Cuando nos quisimos dar cuenta era ya la hora de cenar. Agotados, y exhaustos, después de ducharnos, recuperamos fuerzas en forma de alimento. Acabada la cena, quisimos dar un paseo por la playa. Yo intuía que habría conversación acerca de lo ocurrido, aunque bien cierto era que no hacía falta, dada la alta complicidad que se había establecido entre nosotros. Nos sentamos en la arena, y fue mi madre quien tomó la palabra.

—Estamos muy contentos de que hayas pasado a formar parte de lo que era nuestro secreto –me decía, con una dulce sonrisa en los labios –. Siempre que hemos iniciado a tus hermanas en estas actividades, lo hemos querido hacer así: primero poco a poco, increscendo en la intensidad sexual, para acabar todos juntos deleitándonos con el sexo. La suerte de ser el más pequeño, es justamente esa, cariño, ser el último, y tener más mujeres con las que disfrutar antes de que llegase el gran compromiso, como nos gusta llamarlo: hacerlo todos juntos como ha ocurrido esta tarde –concluyó –.

—No obstante –tomó la palabra mi padre –, no nos gusta hacerlo todos juntos, salvo la primera vez. El sexo requiere cierta intimidad, hijo; tú podrás disfrutar de tu madre o de tus hermanas cuantas veces quieras, pero con dos salvedades: la primera que ellas estén disponibles o les apetezca en ese momento; y la segunda, que siempre queden al menos dos personas, para que, mientras tú disfrutes, los otros dos también puedan hacerlo.

—No os preocupéis por eso –contestaba yo –: así será. Me ha llegado el mensaje, y me ha quedado totalmente claro, y, por supuesto, sigo estando de acuerdo.

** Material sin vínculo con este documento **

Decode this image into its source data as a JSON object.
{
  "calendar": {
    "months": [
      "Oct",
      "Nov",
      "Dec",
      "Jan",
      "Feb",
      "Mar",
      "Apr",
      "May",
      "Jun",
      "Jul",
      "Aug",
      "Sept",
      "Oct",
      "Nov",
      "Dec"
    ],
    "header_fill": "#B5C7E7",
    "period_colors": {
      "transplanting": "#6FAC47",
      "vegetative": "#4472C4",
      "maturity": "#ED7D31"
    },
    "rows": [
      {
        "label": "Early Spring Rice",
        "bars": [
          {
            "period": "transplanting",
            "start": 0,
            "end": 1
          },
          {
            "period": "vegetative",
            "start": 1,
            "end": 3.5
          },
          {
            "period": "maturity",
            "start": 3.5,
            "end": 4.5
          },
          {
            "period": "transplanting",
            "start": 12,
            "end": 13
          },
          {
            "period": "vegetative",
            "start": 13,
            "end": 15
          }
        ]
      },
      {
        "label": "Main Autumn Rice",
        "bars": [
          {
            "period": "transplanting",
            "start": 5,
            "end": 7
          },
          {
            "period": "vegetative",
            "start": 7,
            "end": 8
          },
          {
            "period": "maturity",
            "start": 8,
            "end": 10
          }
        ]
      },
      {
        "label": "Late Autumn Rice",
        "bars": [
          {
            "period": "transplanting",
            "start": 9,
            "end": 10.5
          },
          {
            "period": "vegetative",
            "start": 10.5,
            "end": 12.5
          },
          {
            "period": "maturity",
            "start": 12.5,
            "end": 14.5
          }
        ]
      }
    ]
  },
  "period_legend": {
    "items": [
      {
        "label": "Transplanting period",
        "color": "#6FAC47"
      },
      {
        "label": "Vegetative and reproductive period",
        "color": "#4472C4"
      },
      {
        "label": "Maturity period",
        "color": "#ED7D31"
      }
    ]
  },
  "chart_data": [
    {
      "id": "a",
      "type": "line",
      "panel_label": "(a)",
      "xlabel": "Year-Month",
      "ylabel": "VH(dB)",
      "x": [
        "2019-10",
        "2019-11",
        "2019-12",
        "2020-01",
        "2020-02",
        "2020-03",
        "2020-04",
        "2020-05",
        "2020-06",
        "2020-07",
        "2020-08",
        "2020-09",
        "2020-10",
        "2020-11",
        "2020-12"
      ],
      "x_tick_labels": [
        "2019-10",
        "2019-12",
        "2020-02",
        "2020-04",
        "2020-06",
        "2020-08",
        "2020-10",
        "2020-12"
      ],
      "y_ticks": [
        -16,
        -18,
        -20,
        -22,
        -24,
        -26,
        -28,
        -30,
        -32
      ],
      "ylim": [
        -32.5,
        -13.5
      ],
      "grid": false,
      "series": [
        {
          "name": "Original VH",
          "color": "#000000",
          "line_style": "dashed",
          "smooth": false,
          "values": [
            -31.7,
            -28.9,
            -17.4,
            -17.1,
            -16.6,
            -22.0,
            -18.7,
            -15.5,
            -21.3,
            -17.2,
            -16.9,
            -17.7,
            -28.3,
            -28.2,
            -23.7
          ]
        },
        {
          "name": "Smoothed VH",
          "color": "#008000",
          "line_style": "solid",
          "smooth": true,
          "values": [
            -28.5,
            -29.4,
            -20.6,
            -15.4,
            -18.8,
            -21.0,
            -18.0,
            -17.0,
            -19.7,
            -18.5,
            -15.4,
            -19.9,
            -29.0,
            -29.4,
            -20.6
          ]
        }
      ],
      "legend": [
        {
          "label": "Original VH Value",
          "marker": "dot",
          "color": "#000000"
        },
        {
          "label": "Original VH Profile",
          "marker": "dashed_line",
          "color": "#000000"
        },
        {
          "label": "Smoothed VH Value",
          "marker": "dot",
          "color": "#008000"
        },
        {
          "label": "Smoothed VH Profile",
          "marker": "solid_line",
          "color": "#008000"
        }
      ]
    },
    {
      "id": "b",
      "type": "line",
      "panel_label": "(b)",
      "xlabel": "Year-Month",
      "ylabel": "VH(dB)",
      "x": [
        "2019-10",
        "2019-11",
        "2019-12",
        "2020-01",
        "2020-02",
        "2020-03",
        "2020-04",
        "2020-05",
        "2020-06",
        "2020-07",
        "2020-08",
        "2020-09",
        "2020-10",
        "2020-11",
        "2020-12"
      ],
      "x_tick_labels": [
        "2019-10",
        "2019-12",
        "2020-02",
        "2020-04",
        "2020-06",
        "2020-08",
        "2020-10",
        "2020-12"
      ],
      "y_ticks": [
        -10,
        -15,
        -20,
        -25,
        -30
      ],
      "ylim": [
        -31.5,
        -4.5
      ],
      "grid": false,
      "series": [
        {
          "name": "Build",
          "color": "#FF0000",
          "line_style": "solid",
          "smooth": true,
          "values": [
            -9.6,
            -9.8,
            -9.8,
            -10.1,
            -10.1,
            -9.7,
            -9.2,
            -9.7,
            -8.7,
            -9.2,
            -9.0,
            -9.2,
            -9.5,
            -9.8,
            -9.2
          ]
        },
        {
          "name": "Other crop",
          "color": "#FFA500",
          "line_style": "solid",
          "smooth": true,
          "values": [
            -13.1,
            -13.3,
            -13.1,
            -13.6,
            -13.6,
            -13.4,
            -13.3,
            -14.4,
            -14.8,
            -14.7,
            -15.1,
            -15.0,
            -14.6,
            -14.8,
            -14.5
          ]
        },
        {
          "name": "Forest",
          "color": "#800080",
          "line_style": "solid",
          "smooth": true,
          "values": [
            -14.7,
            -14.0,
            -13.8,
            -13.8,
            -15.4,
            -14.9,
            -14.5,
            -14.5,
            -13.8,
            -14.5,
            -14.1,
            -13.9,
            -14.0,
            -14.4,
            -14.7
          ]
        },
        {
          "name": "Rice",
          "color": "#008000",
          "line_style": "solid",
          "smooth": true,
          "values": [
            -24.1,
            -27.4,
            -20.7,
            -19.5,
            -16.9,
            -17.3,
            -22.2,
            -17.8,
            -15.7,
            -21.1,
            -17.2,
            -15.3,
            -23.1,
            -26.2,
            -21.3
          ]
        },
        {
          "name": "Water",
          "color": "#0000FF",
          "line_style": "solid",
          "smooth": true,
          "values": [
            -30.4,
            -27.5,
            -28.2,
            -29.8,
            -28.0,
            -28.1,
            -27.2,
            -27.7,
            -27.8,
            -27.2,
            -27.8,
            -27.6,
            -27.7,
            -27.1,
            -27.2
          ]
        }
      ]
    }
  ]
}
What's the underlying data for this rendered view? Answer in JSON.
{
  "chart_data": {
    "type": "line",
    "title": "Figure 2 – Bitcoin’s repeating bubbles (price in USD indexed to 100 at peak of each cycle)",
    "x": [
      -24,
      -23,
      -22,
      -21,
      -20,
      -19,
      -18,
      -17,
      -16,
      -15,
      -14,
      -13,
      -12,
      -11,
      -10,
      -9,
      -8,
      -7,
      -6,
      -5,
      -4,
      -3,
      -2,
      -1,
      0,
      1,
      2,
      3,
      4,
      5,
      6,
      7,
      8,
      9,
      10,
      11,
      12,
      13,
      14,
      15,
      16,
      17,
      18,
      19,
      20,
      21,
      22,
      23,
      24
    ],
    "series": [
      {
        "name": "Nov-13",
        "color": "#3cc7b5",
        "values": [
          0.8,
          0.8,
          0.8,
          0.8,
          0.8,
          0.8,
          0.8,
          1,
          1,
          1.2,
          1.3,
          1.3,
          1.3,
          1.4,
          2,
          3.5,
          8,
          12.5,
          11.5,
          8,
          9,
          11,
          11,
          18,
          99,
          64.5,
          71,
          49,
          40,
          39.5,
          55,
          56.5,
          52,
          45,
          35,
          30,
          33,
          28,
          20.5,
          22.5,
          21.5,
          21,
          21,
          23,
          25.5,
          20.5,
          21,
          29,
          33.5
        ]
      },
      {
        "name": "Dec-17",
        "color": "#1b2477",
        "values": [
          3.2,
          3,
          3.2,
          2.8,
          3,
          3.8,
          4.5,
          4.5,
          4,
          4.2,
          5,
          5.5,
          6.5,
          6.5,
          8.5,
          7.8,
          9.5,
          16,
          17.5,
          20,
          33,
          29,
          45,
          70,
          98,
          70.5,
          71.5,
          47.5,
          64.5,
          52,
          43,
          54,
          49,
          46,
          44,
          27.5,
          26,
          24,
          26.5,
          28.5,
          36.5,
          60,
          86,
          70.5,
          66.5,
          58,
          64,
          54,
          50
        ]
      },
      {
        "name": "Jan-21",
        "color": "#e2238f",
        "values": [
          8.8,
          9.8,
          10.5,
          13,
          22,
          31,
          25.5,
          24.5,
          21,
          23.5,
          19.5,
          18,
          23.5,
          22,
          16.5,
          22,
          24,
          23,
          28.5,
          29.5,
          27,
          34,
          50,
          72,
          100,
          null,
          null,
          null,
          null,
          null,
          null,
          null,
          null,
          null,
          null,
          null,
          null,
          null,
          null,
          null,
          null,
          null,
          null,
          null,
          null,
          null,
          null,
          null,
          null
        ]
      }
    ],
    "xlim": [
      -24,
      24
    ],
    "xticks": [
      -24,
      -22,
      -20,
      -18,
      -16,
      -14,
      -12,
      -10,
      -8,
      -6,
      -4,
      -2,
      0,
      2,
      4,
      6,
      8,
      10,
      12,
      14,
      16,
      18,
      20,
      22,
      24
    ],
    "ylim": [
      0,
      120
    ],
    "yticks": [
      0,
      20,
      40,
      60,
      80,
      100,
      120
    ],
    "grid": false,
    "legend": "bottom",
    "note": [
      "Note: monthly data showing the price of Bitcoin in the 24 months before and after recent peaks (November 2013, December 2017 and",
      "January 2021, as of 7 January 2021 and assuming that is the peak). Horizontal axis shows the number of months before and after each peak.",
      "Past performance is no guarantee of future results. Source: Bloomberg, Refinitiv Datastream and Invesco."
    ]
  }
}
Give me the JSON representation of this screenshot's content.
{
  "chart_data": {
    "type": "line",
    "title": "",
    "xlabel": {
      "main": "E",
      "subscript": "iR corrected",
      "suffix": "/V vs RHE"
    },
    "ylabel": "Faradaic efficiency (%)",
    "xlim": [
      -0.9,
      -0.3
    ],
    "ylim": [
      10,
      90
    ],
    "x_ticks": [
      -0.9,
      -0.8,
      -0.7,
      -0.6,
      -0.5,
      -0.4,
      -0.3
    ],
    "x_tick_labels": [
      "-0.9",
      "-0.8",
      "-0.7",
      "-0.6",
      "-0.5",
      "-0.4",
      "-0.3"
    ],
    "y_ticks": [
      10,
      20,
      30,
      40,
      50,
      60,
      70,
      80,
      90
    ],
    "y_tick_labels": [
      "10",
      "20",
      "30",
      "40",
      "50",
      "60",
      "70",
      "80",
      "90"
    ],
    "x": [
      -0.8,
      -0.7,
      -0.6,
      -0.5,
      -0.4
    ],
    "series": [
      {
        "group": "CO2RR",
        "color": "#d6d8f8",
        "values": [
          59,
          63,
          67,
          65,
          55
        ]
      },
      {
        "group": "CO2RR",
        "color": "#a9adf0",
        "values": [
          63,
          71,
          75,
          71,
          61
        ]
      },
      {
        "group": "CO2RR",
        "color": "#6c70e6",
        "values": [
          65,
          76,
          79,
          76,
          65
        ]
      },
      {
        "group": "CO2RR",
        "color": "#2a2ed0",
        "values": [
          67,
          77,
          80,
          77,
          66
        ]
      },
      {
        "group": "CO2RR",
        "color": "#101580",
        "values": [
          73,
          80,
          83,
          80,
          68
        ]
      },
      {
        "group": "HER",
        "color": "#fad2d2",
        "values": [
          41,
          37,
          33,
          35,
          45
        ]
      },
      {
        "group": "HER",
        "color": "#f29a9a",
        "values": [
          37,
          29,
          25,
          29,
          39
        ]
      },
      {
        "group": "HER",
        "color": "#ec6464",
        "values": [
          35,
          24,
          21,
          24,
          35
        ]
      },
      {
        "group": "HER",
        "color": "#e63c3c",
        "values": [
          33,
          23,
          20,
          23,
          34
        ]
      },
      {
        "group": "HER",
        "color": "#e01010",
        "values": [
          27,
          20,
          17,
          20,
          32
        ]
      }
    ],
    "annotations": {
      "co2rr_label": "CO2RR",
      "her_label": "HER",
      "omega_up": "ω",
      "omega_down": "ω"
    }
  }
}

Una sonrisa de todos me comunicaba la satisfacción de comprobar mi acuerdo, y que respetaría esas normas que se habían venido estableciendo, hasta mi unión al incesto familiar, que tantas noches de placer prometían. Esa noche no sucedió nada. Estábamos todos demasiado agotados por el frenesí vespertino. Así que, cada uno en la habitación que había estado usando, roncamos como nunca, ahítos de satisfacción, y sin echar de menos nada.

Al día siguiente volvíamos a casa. Pero eso no era el final. Eso sólo había sido un episodio en unas vacaciones de Semana Santa en Portugal, en donde yo me inicié en el incesto. Después de aquello, los encuentros sexuales con mis hermanas y con mi madre se repitieron durante muchos años. Jamás vulneré aquel acuerdo que tomamos en la playa de Figueira da Foz, la última noche: lo hice con mis hermanas, con mi madre y mis hermanas; pero siempre hubo alguien, para que mi padre pudiera disfrutar también mientras yo hacía lo propio.